- Born: Jan Elnor Leach 1952 or 1953 (age 72–73)
- Education: Dordt University; University of Nebraska–Lincoln; University of Wisconsin–Madison;
- Partner: Ned Tisserat
- Scientific career
- Institutions: East Malling Research Station; Kansas State University; International Rice Research Institute; Colorado State University;

= Jan E. Leach =

American plant pathologist

Jan Elnor Leach (born 1953) is an American plant pathologist. She is known for her research of the molecular biology of plant pathogens, particularly those affecting rice plants. She was the co-editor of the Annual Review of Phytopathology from 2015-2022 and is a fellow of the American Association for the Advancement of Science and a member of the National Academy of Sciences.

==Early life and education==
Jan Elnor Leach was born in in Lincoln, Nebraska to parents Jessamine and Lewis Leach. After attending Dordt University, a small college in Iowa, for two years, she transferred to the University of Nebraska–Lincoln, graduating in 1975 with a bachelor's degree in microbiology. She stayed at the University of Nebraska–Lincoln for her master's in microbiology, graduating in 1977. She attended the University of Wisconsin–Madison for her PhD in plant pathology, graduating in 1981.

==Career==
After graduating with her PhD, she was a post-doctoral researcher from 1981 to 1984 at the East Malling Research Station in the United Kingdom. She then worked at Kansas State University as an assistant professor, becoming an associate professor in 1990 and a full professor in 1995. At KSU, she researched the bacteria Xanthomonas oryzae pv. oryzae, which is a bacterial blight of rice In 1997, she accepted a position at the International Rice Research Institute as a scientist and plant pathologist. She joined the faculty of Colorado State University in 2004 and she is a professor in the Department of Agricultural Biology in the Colorado State University College of Agricultural Sciences. She was made a University Distinguished Professor in 2007, and the Research Associate Dean of the College of Agricultural Sciences in 2015.

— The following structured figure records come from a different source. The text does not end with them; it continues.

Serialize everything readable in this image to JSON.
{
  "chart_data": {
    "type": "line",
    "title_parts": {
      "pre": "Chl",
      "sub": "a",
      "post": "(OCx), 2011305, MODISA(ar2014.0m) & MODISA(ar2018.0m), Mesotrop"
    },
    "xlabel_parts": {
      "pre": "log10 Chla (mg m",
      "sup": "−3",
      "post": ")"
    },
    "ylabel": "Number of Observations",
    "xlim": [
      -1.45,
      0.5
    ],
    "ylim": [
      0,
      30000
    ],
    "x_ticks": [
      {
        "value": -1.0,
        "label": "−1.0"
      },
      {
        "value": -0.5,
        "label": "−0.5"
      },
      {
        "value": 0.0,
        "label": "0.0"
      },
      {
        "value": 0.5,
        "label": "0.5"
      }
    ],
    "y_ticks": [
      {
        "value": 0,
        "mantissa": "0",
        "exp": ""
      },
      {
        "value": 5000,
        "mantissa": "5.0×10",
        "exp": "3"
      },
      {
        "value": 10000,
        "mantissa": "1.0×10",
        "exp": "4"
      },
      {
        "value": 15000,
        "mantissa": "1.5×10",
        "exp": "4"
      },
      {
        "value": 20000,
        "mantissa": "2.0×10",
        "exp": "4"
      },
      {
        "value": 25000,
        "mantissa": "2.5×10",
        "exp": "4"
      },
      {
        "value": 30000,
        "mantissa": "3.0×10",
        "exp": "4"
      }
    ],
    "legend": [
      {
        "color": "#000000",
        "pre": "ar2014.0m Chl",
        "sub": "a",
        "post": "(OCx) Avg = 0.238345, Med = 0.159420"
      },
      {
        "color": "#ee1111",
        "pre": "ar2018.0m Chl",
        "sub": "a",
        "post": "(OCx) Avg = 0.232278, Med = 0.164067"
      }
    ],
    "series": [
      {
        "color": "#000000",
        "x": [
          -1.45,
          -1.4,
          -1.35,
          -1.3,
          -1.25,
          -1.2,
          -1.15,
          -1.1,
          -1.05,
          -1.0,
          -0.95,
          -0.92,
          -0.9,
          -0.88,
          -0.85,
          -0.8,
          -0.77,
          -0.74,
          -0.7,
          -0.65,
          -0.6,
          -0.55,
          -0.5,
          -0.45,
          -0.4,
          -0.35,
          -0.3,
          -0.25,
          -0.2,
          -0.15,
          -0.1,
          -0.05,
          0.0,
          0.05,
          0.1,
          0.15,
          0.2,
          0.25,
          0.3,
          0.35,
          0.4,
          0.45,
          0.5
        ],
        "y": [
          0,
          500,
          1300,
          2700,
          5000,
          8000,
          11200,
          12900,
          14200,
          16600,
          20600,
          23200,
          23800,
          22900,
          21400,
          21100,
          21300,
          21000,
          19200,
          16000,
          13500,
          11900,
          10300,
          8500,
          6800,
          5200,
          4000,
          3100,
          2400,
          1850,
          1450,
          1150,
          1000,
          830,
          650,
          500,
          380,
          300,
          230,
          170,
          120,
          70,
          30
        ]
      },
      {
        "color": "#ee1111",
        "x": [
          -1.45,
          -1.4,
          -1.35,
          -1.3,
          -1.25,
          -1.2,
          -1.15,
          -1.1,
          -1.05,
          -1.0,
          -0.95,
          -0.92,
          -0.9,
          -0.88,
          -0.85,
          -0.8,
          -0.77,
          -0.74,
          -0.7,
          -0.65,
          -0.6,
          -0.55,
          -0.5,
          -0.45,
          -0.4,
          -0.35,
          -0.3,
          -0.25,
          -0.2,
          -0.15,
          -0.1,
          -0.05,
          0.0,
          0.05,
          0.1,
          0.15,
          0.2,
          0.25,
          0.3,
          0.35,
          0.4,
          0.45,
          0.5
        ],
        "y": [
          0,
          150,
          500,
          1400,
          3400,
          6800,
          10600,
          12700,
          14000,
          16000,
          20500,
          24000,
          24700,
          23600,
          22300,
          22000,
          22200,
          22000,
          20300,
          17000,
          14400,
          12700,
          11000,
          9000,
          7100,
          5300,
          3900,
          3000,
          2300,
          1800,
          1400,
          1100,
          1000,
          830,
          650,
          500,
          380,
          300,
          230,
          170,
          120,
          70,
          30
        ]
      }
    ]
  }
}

She has served as the editor of the journal Molecular Plant-Microbe Interactions; she has been the co-editor of the Annual Review of Phytopathology with Steven E. Lindow from 2015 to 2022.

==Awards and honors==
In 1996, she was made a Distinguished Graduate Faculty Member at Kansas State; in 1998, she was named a University Distinguished Professor. She was elected as a fellow of the American Phytopathological Society in 1998, the American Academy of Microbiology in 2000, and the American Association for the Advancement of Science in 2002. She was the president of the International Society for Molecular Plant-Microbe Interactions from 1999 to 2001.

In 2019, she won the Agropolis Fondation Louis Malassis International Scientific Prize for Agriculture and Food in the "Distinguished Scientist" category.

In 2021, she was elected member of the U. S. National Academy of Sciences.

==Personal life==
She is married to Ned Tisserat, also a plant pathologist.